Lawyer consulted: Siobhan Fry Date consulted: 28/03/25
8.1 The main risks identified are those that occur as a result of retaining the properties identified. This would include the ongoing costs and liability of retaining properties, both occupational costs but also investment needed; the opportunity forgone to create additional housing and regenerative developments; and the capital receipt forgone and the impact this would have on funding for the Innovation Fund.
10. Sustainability implications
10.1 For those properties identified it is anticipated that following transfer the properties would be subject to investment, which would include elements to improve energy efficiency. Any redevelopment would be completed in compliance with current standards and requirements.
11. Health and Wellbeing Implications:
11.1 The transfer or appropriation for housing purposes of the properties listed in Part 2 of this report will allow them to be refurbished or redeveloped and occupied as housing or commercial space supporting employment, therefore contributing in a small way to the wider factors influencing health and well-being.
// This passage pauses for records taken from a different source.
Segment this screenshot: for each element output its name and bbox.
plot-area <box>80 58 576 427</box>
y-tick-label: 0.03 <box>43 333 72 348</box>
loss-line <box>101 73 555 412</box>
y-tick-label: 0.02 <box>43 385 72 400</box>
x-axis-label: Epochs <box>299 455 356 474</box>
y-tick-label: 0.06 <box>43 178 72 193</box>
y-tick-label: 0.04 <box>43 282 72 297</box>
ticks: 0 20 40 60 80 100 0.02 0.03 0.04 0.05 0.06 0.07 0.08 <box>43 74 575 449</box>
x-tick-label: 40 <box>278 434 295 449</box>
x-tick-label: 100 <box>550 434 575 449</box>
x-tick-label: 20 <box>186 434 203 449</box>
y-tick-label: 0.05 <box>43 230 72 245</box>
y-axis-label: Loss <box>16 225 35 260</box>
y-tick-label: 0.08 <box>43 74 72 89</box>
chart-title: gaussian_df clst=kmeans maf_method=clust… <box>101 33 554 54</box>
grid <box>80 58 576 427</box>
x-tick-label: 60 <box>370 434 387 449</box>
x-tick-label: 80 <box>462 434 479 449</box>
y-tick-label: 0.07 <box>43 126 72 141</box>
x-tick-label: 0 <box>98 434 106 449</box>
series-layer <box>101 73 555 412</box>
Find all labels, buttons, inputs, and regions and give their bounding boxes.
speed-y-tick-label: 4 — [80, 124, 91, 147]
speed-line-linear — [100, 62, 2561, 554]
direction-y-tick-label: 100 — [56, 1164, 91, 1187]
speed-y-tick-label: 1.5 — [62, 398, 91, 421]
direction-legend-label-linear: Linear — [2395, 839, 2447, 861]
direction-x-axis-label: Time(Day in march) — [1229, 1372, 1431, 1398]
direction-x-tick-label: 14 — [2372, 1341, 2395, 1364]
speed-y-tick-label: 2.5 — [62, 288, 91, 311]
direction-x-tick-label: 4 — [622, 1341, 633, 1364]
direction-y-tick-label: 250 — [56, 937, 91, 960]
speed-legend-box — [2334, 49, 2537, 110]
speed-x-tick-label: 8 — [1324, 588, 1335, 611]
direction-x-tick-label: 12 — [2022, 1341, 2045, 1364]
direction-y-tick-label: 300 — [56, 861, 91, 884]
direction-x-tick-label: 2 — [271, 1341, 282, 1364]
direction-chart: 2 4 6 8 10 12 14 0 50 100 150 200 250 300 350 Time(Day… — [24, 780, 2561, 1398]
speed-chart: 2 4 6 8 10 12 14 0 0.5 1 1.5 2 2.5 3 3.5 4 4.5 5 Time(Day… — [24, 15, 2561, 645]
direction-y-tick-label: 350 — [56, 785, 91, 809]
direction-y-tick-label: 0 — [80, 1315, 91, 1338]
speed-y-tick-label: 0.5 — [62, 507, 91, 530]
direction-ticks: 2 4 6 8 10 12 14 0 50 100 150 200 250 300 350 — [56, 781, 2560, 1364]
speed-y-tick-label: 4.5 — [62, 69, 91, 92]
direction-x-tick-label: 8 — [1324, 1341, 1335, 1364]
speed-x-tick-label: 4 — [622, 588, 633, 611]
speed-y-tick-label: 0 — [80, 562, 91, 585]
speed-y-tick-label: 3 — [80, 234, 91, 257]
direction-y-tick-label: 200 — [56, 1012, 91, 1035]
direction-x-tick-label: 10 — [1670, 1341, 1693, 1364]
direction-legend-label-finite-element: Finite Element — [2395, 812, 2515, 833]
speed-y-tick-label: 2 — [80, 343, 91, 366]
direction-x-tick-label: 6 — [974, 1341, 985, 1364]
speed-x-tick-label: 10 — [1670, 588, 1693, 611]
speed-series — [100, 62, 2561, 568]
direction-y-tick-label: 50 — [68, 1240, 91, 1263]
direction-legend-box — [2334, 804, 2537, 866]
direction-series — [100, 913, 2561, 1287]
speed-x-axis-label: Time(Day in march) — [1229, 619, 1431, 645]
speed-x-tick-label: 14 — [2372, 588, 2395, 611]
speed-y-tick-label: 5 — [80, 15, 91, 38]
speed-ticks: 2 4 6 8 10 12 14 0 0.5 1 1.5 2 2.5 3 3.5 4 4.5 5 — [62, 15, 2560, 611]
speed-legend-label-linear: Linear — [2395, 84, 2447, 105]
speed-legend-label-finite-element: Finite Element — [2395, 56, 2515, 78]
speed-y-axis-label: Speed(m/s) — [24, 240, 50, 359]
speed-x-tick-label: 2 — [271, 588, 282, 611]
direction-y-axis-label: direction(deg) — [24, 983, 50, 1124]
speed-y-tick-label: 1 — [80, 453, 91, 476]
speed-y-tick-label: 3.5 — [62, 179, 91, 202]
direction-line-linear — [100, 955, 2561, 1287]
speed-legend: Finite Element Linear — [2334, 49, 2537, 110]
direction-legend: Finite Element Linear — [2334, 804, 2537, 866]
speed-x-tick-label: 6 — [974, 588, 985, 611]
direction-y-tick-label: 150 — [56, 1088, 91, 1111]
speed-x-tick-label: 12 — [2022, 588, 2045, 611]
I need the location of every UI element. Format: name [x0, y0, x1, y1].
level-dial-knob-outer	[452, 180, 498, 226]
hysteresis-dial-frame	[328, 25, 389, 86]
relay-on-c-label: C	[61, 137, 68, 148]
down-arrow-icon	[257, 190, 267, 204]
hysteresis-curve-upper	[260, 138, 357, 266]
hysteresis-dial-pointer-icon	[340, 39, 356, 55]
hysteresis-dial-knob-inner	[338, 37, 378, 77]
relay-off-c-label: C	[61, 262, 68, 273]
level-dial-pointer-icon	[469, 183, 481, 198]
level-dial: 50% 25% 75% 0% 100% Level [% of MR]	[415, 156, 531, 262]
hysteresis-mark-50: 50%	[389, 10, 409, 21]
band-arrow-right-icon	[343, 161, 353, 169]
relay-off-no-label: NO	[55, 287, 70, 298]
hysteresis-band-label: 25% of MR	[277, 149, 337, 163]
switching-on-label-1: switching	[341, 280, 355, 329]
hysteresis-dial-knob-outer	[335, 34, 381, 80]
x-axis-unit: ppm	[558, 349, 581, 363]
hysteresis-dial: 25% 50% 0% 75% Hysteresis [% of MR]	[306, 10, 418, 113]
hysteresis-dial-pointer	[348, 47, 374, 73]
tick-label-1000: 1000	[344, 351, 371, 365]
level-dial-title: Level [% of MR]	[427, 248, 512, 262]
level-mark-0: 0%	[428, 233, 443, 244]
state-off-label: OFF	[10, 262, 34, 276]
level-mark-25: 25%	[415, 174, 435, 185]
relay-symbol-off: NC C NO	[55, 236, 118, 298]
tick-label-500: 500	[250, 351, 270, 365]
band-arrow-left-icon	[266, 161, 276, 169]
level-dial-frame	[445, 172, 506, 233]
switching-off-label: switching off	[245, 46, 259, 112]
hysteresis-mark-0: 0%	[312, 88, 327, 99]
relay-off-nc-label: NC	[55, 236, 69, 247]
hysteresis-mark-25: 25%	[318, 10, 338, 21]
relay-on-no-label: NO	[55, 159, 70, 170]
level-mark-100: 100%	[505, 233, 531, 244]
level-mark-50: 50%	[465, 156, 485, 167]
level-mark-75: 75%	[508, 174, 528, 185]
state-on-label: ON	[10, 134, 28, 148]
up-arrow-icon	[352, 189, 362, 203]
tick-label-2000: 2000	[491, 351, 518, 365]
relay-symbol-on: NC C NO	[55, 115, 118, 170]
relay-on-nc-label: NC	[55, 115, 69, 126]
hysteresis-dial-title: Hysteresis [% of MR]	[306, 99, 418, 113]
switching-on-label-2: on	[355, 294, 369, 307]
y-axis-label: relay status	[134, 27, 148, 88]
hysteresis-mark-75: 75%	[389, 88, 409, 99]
12.1 The council’s property portfolios undergo continual review to improve performance and identify opportunities to support the Council Plan. This includes the achievement of capital receipts to provide funding for the council’s Innovation Fund.
12.2 Part 1 of this report sets out the strategic principles to support the identification of opportunities to release assets. With the exception of the Seafront Portfolio these principles have been applied to all portfolios and a list of properties identified for disposal or appropriation to the HRA for housing purposes has been summarised in Part 2 of this report with recommendations.
12.3 With regard to the council’s Heritage Assets it is recommended that a more detailed review be completed to determine the costs and benefits of retaining these assets with a recommended strategy for their retention or transfer.